Wir hören oft vom "wahren Master", dem Alpha-Mann, der alle Charakteristika der Männlichkeit beachten muss, ohne Schwächen zuzulassen, der kein Verständnis für weniger erfahrene Personen zeigen/haben muss, da er von Geburt an männlich ist und sich keine Haltungen leisten kann, die nicht seiner Rolle entsprechen.
Viele Menschen kommen mit einem sehr dominanten Charakter zur Welt und verhalten sich dann auch so - aber das reicht nicht aus, um ein guter Master zu sein. Es genügt nicht, da es zusätzlich viel Geschick, Wissen und Erfahrung braucht, um eine intensive BDSM-Session leiten zu können. Ein sehr wichtiger Aspekt, über den wenig gesprochen wird, ist die Empathie: Sie wird oft unterschätzt, hat aber einen großen Einfluss auf die Intensität und Einbeziehung der Sinneserfahrung, die ich in einer Session schaffe.

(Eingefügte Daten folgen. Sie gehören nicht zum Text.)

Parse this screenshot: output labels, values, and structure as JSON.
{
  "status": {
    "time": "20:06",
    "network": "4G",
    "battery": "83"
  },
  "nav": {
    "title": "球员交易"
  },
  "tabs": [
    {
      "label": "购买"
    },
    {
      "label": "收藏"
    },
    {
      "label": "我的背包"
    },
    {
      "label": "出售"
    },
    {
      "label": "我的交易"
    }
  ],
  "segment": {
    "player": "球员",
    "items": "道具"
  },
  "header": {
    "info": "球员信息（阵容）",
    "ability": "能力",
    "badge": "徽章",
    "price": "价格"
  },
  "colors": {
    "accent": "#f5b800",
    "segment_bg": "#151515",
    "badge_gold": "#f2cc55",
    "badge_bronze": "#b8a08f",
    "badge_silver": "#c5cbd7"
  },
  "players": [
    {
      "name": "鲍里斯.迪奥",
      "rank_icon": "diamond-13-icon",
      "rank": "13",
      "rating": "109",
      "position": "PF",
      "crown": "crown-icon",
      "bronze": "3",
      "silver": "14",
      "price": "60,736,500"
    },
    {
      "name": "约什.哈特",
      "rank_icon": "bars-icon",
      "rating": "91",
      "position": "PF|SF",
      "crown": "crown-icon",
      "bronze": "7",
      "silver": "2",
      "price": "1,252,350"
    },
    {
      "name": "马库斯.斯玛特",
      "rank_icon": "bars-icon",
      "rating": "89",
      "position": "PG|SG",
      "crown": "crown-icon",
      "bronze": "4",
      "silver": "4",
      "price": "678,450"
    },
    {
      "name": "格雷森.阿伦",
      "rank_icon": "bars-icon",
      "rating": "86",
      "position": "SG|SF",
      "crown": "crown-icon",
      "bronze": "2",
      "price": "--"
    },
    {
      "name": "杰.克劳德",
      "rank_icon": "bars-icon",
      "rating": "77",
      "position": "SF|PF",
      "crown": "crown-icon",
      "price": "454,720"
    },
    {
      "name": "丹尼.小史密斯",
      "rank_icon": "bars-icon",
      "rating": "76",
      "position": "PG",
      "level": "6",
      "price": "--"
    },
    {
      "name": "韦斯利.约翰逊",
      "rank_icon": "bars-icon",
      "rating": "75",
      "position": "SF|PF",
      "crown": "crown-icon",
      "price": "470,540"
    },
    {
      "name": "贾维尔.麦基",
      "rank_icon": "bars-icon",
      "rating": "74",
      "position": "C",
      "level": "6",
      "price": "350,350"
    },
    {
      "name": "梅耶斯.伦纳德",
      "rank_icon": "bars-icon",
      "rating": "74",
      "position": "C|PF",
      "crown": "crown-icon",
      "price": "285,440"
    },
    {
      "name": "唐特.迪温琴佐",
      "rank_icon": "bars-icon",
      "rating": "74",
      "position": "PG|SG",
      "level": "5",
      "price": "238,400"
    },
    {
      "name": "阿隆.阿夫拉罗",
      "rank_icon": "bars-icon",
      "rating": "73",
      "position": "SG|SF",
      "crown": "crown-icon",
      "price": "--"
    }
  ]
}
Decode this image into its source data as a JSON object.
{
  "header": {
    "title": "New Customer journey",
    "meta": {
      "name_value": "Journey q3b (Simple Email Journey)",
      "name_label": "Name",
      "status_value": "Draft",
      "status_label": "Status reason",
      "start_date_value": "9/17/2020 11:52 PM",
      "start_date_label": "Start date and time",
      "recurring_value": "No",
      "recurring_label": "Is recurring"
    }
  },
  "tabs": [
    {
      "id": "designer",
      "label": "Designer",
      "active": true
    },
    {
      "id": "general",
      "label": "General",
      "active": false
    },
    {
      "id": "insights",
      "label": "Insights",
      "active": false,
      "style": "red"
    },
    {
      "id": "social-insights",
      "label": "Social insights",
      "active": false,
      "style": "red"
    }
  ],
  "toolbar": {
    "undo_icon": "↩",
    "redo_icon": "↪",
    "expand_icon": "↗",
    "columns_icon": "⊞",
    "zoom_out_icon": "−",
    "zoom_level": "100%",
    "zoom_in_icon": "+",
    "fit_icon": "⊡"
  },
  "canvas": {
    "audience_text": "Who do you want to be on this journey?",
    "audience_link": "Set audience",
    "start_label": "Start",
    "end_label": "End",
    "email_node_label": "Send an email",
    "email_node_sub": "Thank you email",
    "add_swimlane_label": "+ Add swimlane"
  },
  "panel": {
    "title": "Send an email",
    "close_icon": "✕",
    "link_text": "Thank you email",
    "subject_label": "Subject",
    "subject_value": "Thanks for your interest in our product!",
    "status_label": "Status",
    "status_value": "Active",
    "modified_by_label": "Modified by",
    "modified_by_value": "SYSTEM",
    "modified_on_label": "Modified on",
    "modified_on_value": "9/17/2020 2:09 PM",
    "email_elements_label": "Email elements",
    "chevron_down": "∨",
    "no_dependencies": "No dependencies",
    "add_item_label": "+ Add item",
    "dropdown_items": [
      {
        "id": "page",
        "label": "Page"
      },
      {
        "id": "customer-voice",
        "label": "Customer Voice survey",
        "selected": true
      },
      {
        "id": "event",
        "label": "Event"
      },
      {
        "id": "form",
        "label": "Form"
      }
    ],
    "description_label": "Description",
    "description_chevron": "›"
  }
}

Empathie, oder auch Einfühlungsvermögen genannt, ist die Fähigkeit, sich sofort in den Geisteszustand oder die Situation einer anderen Person hineinzuversetzen. Wenn ich weiß, was derjenige, mit dem ich spiele, fühlt, ist alles viel intensiver, sowohl für mich als auch für ihn. Ich kann die volle Kontrolle über ihn erlangen, wenn ich seine Gefühle richtig deuten kann. Ich weiß, wann der richtige Zeitpunkt gekommen ist, um Schmerz und Vergnügen zu verstärken oder zu verringern; ich weiß, wie ich jede Empfindung und jeden Impuls dosieren muss, um die beste "Melodie" zu schaffen; ich bin völlig in das, was ich tue, vertieft und meine Gefühle verschmelzen mit denen der Menschen, die ich dominiere.
Sobald ich eine tiefe Verbindung mit meinem sub eingehe, löst sich die Außenwelt auf. Ich befinde mich in einem Zustand, in dem es außer uns niemanden gibt: je stärker die Beziehung, desto stärker das Gefühl von Einheit und Isolation. Es ist eine erfüllende und tiefgreifende Erfahrung, die ich versuche, so oft ich kann, zu teilen und zu erleben, denn sie bringt die Erfüllung einer Begegnung zwischen zwei Menschen auf das höchste Level.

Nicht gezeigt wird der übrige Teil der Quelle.